In my view, affiliation is the need that takes the basic feelings and shapes them into a more refined form. You learn to modify your rage, so you don’t alienate the people you depend on. You modulate your fears, so you don’t come across as a kook or scare everyone half to death. You think of other names for exhaustion, so you get the right kind of help. You share your joys by crafting new ways to describe them. You express your love in terms that won’t give folks the creeps. If you didn’t have other people to affiliate with, you wouldn’t need to differentiate your feelings.
Affiliation has a set of tools by which it shapes the feelings into its final form: feelings associated with humiliation. They’re the sanctions that enforce cooperation.

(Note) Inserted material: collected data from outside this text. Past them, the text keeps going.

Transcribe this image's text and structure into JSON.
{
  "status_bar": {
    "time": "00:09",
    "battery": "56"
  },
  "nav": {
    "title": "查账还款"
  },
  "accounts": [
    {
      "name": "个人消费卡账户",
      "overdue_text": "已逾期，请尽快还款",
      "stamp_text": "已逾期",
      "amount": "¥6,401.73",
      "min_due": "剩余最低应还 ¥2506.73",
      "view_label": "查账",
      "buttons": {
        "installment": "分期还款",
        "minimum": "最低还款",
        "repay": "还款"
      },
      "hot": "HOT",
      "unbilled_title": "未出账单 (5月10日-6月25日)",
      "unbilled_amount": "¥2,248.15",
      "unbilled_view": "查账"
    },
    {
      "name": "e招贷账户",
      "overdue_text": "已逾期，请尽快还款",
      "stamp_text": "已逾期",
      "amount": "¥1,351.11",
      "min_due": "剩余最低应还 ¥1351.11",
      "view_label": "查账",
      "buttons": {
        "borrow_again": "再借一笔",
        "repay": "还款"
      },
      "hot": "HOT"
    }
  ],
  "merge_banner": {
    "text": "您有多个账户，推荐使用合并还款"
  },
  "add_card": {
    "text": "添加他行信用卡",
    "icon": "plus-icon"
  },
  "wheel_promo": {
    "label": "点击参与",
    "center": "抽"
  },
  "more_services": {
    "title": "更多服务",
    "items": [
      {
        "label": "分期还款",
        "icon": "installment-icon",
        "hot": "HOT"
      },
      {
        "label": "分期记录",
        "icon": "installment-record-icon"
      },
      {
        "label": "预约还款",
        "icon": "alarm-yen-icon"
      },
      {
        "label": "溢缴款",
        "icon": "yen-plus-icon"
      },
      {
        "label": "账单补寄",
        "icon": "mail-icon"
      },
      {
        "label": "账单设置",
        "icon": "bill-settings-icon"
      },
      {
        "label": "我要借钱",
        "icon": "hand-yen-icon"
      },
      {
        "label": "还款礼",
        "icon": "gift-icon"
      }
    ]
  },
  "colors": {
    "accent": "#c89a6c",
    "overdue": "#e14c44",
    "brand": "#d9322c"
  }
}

If I go to the zoo and see a bear and respond with anything like rage, fear, or even surprise, I’ll be a laughingstock. If I make a federal case of a hangnail, you’ll roll your eyes. If I show delight when I come across a pile of dog shit and dig right in, you’ll get my head examined. If I lust after my child, you’ll call the cops.
Where does the fuzziness come in?
I’ll have to admit, my model is still fuzzy; but I can explain why.One source of fuzziness is what I call metaphorical feelings. Metaphorical feelings are still real feelings, but they’re being used as metaphors. When my friend dies, I say I feel hurt; but I’m not hurt in the same way I’m hurt when I touch a hot stove. I’m using physical pain as a metaphor for the intensity of my grief. Grief is a feeling that is frequently expressed in metaphors because it’s such a multifaceted feeling. I put it in with exhaustion, but you could make a case that it belongs with rage, fear, startle, or love.
There are many other examples of metaphorical feelings which defeat any attempt to keep feeling in their categories. Feelings are feline things, they don’t like to be put in boxes. There’s no end to the creativity with which people can describe their inner lives. So, no, feelings can’t be classified as easily as trees; but you can learn a lot about them when you try.